Mara understood the shape of it then, and disliked that Kevin's metaphor had been useful. The room existed because they expected a room. The ZPM existed because they expected the ZPM. The impossible topology existed because Kevin expected the math to be interesting. The unreachable exit existed because Mara expected closed systems to conserve accounting.
And the locked doors existed because Major Sato was very good at his job.
"So we agree on one model," Mara said.
"For long enough to be measured," Aisha said.
"Which model?"
No one answered.
That was the real problem. In the old room, disagreement was method. Competing analysis was how they avoided fooling themselves. Mara would attack the energy budget. Kevin would attack the geometry. Aisha would attack the data. Sato would attack the premise that any of this should be happening in a room with people in it.
It was good science.
Inside the ZPM, it was weather.
The wall behind Sato vanished.
Beyond it was not the rest of the base. It was a yellow sky over a black ocean.
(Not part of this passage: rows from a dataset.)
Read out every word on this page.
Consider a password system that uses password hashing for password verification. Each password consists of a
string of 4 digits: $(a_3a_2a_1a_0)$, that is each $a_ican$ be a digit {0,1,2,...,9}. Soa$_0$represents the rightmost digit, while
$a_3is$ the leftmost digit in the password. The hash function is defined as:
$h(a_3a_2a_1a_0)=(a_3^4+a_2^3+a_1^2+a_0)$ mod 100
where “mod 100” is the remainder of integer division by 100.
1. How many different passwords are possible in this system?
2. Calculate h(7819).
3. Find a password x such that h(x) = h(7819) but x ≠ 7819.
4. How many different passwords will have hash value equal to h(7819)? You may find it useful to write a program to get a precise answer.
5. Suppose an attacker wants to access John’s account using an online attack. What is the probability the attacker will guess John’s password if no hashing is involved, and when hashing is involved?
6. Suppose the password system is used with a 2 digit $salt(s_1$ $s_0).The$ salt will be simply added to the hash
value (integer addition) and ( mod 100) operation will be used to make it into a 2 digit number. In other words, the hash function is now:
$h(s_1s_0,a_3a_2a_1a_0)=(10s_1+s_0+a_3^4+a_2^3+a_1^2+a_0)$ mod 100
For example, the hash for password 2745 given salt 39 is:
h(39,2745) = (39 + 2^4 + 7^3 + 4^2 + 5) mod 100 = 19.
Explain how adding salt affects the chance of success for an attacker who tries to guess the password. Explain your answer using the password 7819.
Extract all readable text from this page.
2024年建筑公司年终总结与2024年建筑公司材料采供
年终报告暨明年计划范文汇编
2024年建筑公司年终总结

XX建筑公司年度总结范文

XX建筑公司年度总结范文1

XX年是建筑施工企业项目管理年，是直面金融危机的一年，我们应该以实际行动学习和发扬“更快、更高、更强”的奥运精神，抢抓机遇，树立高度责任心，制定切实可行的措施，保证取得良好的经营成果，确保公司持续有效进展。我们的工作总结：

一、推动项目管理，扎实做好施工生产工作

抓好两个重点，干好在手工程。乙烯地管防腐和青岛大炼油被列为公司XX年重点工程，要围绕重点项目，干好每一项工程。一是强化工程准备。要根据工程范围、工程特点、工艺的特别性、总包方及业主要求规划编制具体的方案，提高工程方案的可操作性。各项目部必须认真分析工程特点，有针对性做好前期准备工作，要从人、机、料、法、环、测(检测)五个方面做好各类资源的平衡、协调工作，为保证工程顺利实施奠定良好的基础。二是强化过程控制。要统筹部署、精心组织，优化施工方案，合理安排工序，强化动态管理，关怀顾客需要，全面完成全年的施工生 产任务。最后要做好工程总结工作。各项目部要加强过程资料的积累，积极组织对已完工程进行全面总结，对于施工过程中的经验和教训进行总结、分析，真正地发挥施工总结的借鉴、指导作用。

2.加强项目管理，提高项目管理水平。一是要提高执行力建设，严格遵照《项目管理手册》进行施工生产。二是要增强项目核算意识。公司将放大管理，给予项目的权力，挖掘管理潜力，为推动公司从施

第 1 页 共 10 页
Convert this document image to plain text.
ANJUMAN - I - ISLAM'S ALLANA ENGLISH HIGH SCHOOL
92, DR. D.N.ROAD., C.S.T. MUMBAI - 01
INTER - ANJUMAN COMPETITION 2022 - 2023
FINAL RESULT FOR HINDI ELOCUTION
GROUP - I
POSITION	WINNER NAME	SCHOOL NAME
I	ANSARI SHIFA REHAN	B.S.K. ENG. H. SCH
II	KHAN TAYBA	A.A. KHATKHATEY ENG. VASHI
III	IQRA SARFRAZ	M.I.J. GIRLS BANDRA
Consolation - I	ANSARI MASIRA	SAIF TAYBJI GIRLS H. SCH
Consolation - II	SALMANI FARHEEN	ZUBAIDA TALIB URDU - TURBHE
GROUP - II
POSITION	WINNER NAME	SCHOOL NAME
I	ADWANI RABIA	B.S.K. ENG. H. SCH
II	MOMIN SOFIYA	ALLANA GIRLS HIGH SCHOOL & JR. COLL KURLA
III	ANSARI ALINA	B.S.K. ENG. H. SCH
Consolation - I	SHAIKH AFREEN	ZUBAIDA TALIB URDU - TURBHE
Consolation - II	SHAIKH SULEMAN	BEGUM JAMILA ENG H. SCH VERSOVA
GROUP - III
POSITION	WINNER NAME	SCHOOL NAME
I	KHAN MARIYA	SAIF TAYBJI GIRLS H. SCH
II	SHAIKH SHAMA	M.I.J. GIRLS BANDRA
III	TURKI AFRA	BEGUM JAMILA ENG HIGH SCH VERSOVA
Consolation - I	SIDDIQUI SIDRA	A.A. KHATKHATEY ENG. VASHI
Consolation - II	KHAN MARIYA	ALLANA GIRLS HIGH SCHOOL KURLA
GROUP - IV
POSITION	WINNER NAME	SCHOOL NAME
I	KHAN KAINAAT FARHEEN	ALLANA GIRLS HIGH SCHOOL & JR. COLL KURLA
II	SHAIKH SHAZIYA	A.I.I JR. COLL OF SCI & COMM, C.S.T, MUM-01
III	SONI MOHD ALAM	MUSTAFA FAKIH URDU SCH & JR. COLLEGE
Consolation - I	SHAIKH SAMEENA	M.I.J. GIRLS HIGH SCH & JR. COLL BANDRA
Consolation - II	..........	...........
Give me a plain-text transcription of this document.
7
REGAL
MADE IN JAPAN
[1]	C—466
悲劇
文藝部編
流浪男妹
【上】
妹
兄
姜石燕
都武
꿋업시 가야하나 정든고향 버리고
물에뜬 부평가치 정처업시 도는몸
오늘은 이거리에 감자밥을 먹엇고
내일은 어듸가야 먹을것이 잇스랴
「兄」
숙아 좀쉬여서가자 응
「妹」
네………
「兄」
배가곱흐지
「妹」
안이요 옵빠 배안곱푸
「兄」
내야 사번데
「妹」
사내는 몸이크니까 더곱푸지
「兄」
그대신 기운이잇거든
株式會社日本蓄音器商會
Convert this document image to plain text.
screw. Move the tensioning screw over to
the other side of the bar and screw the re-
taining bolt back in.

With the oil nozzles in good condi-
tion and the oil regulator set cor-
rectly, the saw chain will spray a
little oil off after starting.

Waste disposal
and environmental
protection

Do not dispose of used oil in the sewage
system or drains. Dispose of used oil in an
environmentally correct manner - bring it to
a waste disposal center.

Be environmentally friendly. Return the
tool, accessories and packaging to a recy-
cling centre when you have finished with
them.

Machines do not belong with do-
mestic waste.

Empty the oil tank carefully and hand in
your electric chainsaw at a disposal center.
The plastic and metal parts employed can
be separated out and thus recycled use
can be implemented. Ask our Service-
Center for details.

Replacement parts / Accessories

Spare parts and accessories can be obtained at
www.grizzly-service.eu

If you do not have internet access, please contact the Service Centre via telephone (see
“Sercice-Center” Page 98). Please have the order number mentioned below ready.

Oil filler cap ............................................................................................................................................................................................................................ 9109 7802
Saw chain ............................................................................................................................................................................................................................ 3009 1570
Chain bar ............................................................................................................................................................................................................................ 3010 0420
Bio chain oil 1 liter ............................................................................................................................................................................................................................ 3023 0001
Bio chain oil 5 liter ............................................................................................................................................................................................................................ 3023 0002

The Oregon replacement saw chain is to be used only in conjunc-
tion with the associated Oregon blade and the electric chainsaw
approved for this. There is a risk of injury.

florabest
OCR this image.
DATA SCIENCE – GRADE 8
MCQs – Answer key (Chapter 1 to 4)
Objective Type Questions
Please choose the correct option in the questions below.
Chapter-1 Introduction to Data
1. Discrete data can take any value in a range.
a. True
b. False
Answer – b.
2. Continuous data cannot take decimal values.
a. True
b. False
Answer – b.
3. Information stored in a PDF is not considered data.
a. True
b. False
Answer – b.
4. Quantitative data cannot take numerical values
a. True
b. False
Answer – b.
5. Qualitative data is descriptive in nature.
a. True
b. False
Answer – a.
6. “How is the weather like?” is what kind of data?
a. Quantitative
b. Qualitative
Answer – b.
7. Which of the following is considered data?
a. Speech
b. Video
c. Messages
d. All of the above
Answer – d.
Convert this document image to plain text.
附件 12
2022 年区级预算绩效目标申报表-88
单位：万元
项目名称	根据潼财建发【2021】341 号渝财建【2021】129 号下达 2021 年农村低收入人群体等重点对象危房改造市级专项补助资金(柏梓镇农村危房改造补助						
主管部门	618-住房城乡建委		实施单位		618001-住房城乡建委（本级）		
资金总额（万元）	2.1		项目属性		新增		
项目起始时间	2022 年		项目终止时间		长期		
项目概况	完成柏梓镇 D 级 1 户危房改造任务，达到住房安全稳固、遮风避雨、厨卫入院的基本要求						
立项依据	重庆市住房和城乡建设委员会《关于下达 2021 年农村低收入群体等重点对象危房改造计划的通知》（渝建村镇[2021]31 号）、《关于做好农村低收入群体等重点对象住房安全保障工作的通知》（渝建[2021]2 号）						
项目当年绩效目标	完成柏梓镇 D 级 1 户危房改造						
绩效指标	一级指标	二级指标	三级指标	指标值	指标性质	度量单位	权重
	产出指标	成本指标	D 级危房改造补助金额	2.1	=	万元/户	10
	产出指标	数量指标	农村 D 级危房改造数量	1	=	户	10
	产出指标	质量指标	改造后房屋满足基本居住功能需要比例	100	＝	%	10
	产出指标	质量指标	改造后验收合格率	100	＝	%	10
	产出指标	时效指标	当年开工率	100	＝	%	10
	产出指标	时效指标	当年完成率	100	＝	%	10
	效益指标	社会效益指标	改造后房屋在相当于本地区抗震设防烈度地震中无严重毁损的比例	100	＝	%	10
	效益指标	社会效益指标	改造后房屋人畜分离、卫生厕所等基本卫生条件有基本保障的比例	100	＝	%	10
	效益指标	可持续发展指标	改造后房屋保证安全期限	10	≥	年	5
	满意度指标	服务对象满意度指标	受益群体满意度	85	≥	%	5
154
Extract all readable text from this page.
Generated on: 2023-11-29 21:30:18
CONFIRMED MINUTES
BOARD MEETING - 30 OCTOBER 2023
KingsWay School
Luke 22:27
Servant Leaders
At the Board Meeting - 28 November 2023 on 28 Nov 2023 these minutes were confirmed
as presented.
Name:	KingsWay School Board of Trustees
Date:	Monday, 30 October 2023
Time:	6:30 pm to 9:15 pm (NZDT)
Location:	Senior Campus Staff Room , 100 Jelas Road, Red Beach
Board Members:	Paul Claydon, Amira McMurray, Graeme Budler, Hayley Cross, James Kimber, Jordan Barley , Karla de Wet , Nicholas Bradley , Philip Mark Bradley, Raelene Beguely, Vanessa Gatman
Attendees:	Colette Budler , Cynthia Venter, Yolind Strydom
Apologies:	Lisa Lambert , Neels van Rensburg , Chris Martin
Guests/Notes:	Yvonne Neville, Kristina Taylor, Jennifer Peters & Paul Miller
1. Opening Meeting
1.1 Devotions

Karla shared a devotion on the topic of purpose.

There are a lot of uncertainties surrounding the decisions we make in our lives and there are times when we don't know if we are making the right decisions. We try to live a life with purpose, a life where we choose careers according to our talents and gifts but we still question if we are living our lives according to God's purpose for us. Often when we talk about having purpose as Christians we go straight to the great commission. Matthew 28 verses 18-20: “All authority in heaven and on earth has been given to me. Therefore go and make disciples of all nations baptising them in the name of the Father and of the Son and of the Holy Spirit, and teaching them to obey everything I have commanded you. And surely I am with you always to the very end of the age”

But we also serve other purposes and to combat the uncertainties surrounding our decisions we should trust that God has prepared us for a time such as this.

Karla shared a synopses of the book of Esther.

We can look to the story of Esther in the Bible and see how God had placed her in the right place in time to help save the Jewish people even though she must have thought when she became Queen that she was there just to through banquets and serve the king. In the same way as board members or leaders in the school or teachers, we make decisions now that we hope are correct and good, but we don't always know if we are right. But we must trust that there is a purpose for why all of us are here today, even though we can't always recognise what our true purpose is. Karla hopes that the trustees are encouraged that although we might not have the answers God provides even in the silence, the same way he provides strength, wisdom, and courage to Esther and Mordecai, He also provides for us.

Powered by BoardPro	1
The ocean reflected stars that were not overhead.
Sato stepped back.
"I expected a breach," he said.
"Stop expecting things," Mara said.
"That's harder than it sounds."
The ocean rose without moving.
Kevin looked away first. "I vote for Mara's model."
"You don't vote for models," Mara said.
"Today I do."
"Aisha?"
"I can constrain prediction to conservation if Kevin drops non-orientable topology and Major Sato stops expecting hostile behavior."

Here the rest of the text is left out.